Cassava cake is a dish that has been passed down from generation to generation, but the method and the taste remains the same. Satisfy your sweet cravings now with this quick and very easy Cassava Cake Recipe!
For the cake:
- 2 packs (16 oz) grated cassava
- 1 can (14oz) condensed milk
- 1 can (13.5 oz) coconut milk
- 1 bottle (12 oz) macapuno strings (use only 1/2 bottle, the other 1/2 for topping)
For the topping:
- 1/2 can condensed milk
- 1/2 can evaporated milk or 1/2 can coconut milk
- 1 egg yolk
- 1/2 bottle macapuno strings
- Preheat oven to 375 degrees F.
- Prepare a baking pan and grease with butter. Set aside.
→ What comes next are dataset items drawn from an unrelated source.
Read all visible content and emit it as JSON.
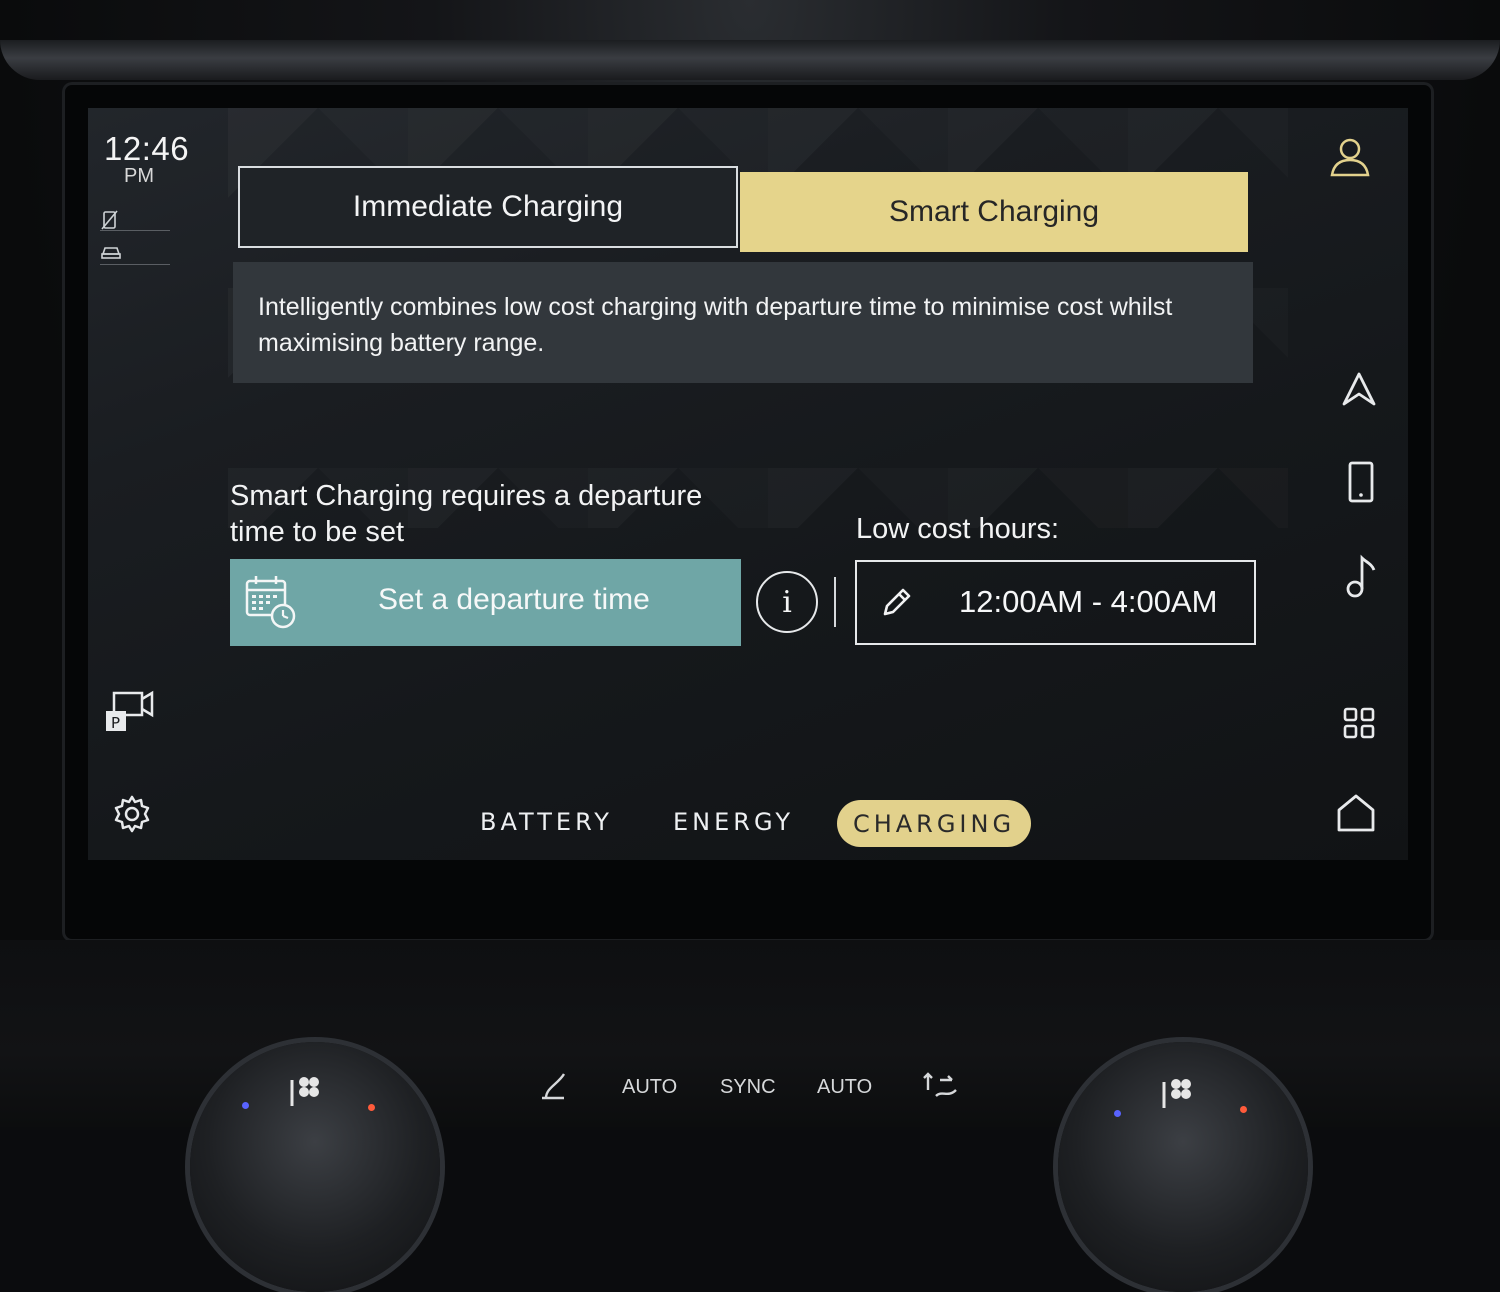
{
  "status": {
    "time": "12:46",
    "ampm": "PM"
  },
  "charging_tabs": {
    "immediate_label": "Immediate Charging",
    "smart_label": "Smart Charging",
    "selected": "Smart Charging"
  },
  "description": "Intelligently combines low cost charging with departure time to minimise cost whilst maximising battery range.",
  "departure": {
    "requirement_text": "Smart Charging requires a departure time to be set",
    "button_label": "Set a departure time",
    "info_label": "i"
  },
  "low_cost": {
    "label": "Low cost hours:",
    "hours": "12:00AM - 4:00AM"
  },
  "bottom_nav": {
    "battery": "BATTERY",
    "energy": "ENERGY",
    "charging": "CHARGING",
    "selected": "CHARGING"
  },
  "climate": {
    "auto_left": "AUTO",
    "sync": "SYNC",
    "auto_right": "AUTO"
  },
  "icons": {
    "profile": "user-icon",
    "navigation": "navigation-arrow-icon",
    "phone": "phone-icon",
    "media": "music-note-icon",
    "apps": "grid-icon",
    "home": "home-icon",
    "parking_camera": "parking-camera-icon",
    "settings": "gear-icon"
  },
  "colors": {
    "accent_gold": "#e5d48b",
    "departure_teal": "#6fa6a6",
    "panel": "#32373c"
  }
}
- Combine all cake ingredients in a deep bowl. Make sure every ingredients are well combined.
- Transfer to the greased baking tray.
- Bake for 40-45 minutes.
- Combine all topping ingredients in a bowl.
- Pour-in over to the top of the baked cassava.
- Bake for another 15-25 minutes.
- Remove from oven. Serve warm. Enjoy!